When you have clicked on a swarm, three sliders in the right sidebar allow you to specify the ratio of each type of worker the swarm will produce. For example, sliding the worker bar all the way along, the warrior bar halfway along, and leaving the explorer bar completely empty would cause your swarm to produce twice as many workers as warriors, and not to produce any explorers. Zeroing all three bars stops the swarm from making new units.

There is grey bar in the right sidebar directly above the three sliders, which indicates how far the swarm is through creating a unit. When a unit is being created, the bar will fill up with blue. When the bar is completely blue, the new unit is born.

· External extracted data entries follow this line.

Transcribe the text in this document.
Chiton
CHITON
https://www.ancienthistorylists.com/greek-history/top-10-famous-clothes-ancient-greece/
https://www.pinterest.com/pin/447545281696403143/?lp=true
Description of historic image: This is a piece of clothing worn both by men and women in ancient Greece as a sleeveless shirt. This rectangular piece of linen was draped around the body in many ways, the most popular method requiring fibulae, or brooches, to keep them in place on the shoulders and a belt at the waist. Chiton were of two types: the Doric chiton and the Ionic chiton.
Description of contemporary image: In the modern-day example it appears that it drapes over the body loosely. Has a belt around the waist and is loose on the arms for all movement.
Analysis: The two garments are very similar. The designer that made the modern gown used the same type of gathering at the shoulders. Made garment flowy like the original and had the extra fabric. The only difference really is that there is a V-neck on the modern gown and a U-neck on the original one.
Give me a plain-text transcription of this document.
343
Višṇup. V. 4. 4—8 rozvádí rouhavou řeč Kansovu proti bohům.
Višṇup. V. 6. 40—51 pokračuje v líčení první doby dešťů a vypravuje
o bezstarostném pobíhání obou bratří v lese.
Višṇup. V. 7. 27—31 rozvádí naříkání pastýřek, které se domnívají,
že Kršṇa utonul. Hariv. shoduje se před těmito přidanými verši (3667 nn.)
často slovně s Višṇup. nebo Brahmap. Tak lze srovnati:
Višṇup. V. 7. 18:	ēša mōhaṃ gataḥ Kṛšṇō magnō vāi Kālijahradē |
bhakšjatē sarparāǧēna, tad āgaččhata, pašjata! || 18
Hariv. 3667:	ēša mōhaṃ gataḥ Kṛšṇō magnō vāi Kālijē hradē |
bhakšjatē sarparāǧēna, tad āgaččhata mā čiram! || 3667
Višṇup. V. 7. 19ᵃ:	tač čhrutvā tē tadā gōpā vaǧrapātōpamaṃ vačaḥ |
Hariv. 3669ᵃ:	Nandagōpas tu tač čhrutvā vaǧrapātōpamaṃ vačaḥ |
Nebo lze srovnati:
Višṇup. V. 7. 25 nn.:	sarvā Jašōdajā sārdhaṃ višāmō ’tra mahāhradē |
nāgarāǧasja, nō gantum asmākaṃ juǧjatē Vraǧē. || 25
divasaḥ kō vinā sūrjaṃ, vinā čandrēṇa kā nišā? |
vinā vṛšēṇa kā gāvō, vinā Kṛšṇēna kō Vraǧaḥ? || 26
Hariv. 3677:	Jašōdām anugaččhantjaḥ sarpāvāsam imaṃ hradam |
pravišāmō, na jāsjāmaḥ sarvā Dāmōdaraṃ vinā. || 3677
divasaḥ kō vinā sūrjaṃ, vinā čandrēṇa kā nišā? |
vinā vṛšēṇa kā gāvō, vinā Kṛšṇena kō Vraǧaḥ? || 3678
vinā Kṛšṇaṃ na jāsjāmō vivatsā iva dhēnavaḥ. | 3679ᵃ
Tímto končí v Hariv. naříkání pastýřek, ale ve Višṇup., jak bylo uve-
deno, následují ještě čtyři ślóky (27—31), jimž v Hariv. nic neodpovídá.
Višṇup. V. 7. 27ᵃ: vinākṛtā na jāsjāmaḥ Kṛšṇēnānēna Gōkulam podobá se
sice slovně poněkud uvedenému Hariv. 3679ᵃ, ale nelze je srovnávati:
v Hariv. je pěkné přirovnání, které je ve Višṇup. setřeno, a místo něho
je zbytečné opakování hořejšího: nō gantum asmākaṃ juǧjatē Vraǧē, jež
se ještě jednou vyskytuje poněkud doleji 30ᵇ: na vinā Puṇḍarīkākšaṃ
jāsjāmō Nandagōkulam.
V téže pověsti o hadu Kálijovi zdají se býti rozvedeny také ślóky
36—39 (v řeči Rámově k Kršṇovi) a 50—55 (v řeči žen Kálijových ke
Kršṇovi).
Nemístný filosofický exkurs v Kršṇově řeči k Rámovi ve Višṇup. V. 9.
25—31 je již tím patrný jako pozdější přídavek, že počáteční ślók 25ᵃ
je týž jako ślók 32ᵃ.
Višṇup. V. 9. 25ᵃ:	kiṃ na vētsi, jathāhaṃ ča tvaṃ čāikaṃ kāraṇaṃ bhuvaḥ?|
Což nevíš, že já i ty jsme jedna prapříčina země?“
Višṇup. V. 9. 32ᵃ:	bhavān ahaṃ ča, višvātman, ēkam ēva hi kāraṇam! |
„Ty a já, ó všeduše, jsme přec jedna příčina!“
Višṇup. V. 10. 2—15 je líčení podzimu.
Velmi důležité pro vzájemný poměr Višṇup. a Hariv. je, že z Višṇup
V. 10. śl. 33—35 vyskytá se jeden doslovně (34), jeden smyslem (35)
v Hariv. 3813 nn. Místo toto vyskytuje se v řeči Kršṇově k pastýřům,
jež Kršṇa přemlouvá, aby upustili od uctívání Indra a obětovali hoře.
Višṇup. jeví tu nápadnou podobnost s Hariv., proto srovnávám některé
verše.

This building cannot be upgraded

  • Size: 4x4 squares
  • Production cost: 35 wheat
  • Strength: 700 hit points (automatically regenerates)
  • Armour: none
  • Storage capacity: 20 wheat

Swimming Pool

Teaches workers and warriors to swim. Since globs can't swim at all without training, level one swimming pools teach swim(1), level two pools teach swim(2), and so on.

Pools.png

Level one

  • Size: 6x6 squares
  • Production cost: 8 wood
  • Strength: 675 hit points
  • Armour: none
  • Unit capacity: 2 creatures

Level two

  • Size: 8x8 squares
  • Upgrade cost: 12 wood, 6 wheat
  • Strength: 1000 hit points
  • Armour: none
  • Unit capacity: 4 creatures

Level three

  • Size: 8x8 squares
  • Upgrade cost: 8 wood, 4 wheat, 6 stone, 8 algae
  • Strength: 1500 hit points
  • Armour: 12
  • Unit capacity: 6 creatures

Building strategy

  • Try to give your buildings enough space for future growth. Remember that nearby forests and fields can grow around your buildings, and are very difficult to clear out later on.
  • Try not to create narrow alleyways between your buildings - they can easily fill up with globs that can't get out. If you do find alleyways developing, try blocking them off with forbidden areas.
  • In general, the more a route is used, the wider the path between the points on it needs to be. When you start designing your town, try to think about how large it will grow by the end of the game.
  • Try building four small buildings back-to-back. This can save space and reduce the amount of walking your globs need to do without making it too hard for globs to get in and out of the buildings.
  • Try to build buildings near to the resources they will need during construction and during use, so that your workers can make best use of their time.
  • If you have to build buildings far from resources (or if your resources recede due to over-farming), you will need to assign more workers to it because of the extra time they spend travelling.
  • Make sure your workers can get to enough resources before upgrading a building - they will happily wander into enemy territory to pick up resources if they have to.
  • Be especially careful about upgrading your school and swimming pool at the same time. You need algae to upgrade the school and trained workers to upgrade the pool, so if you only have one of each, development could become deadlocked. If you fall into this trap, you will have to cancel one upgrade and restart it when the other is finished.
  • Build several of each type of structure. You'll be able to train more globs at a time, continue training in one while the other is being upgraded, and have a spare in case one is attacked.
  • If you manage to convert skilled enemy workers, you might be able to upgrade buildings beyond the level you can train your own workers for. Be careful though, because you will have only one or two workers that can work on these buildings.
  • Workers can only upgrade buildings to a level equal to their level of building skill. Don't start too many upgrades until most of your workers can work at that level (you can check skill levels in the statistics? menu).
  • Make sure to build enough inns for all your globs. If you have too few inns, globs can start to starve or convert to other teams. Worse still, you could wind up with so many hungry globs that your few well fed workers will spend all their time just keeping up with the demand for wheat.